Italian author and neuroscientist

Ali Hazelwood is an Italian romance novelist and neuroscience professor based in the United States. Many of her works center on women in STEM fields and academia. Her debut novel, The Love Hypothesis, was a New York Times best seller and was adapted into a feature film.

== Early life and education ==
Hazelwood was born and raised in Italy and lived in Japan and Germany before moving to the United States to pursue her Ph.D. in neuroscience. During her graduate study, Hazelwood researched brain stimulation and cognitive neuroscience.

== Career ==

=== Academia ===
Hazelwood was a professor until 2022, when she left her academic position to focus full-time on her writing career.

=== Writing ===

==== The Love Hypothesis ====
Hazelwood's first novel, The Love Hypothesis, was published in September 2021. It was on The New York Times Best Seller list for more than 40 weeks. The story was originally written as Star Wars fan fiction about Rey and Kylo Ren, which Hazelwood first published on Archive of Our Own in 2018. In 2020, Hazelwood was approached by a literary agent about the story, who then helped her prepare it for publication.

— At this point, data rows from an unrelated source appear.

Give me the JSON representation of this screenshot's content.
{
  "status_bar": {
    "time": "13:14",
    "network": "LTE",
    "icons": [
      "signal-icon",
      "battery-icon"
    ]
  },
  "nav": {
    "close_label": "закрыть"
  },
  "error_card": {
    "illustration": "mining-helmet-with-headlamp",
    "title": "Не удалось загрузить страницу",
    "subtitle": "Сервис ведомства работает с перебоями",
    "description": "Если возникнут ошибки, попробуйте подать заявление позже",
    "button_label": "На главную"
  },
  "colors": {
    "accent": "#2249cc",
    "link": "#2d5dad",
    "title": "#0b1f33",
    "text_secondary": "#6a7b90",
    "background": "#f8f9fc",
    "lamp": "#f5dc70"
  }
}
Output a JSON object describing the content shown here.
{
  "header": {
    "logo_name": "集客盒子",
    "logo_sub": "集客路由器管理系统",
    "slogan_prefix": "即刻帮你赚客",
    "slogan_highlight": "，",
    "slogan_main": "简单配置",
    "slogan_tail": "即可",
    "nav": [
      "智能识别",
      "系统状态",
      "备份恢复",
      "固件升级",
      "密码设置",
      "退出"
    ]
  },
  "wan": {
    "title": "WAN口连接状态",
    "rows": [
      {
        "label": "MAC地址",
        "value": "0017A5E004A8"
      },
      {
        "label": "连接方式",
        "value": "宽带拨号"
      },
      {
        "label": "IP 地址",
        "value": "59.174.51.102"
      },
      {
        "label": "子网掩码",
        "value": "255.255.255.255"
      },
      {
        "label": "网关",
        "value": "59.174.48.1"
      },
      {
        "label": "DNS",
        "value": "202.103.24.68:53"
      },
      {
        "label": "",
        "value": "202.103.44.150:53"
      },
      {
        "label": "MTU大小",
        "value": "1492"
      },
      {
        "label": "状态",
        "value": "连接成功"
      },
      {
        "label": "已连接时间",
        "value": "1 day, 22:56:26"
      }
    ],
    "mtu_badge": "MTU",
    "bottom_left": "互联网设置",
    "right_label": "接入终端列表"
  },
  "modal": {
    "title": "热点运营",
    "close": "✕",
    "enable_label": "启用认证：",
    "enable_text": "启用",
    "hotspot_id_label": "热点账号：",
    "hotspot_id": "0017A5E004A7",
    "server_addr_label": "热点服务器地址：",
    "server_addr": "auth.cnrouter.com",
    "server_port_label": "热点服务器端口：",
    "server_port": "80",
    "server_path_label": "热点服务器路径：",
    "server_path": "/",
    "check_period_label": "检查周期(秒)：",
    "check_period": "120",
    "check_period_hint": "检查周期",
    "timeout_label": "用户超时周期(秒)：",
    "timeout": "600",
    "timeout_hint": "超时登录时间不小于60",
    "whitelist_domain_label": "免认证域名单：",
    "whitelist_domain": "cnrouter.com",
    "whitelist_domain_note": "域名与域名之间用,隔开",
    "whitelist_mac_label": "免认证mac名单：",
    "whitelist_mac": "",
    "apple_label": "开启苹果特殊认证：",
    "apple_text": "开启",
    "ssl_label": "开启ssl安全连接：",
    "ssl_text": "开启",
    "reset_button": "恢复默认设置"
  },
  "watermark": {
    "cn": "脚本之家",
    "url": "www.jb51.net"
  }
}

==== Subsequent works ====
In 2022, Hazelwood published her second full-length novel, Love on the Brain, as well as three novellas: Under One Roof, Stuck with You, and Below Zero. In 2023, Hazelwood compiled her three novellas into a book titled Loathe to Love You. That same year, she released her third adult novel, Love, Theoretically,' as well as her first young adult novel, Check & Mate. In 2024, she released the paranormal romance, Bride. Her seventh book, Not in Love, was released in June 2024. Deep End came out in early 2025, followed by Problematic Summer Romance, a spin-off of Not in Love. In October 2025, Hazelwood's second paranormal romance novel, Mate was released.

== Personal life ==
Hazelwood uses a pen name.

==Awards and honors==
- 2024 - New York Public Library Best Books for Adults 2024 – Bride

== Works ==
=== Novels ===
- The Love Hypothesis (2021)
- Love on the Brain (2022)
- Love, Theoretically (2023)
- Check & Mate (2023)
- Bride (2024)
- Not in Love (2024)
- Deep End (2025)
- Problematic Summer Romance (2025)
- Mate (2025)

=== Novellas ===
- Loathe to Love You (2023) collection:
  - Under One Roof (2022)
  - Stuck with You (2022)
  - Below Zero (2022)
- Cruel Winter with You (2024)
- Hot for Slayer (2025)
- First (2025)
- Two Can Play (2026) (Note: Originally released as an audio novella in 2024.)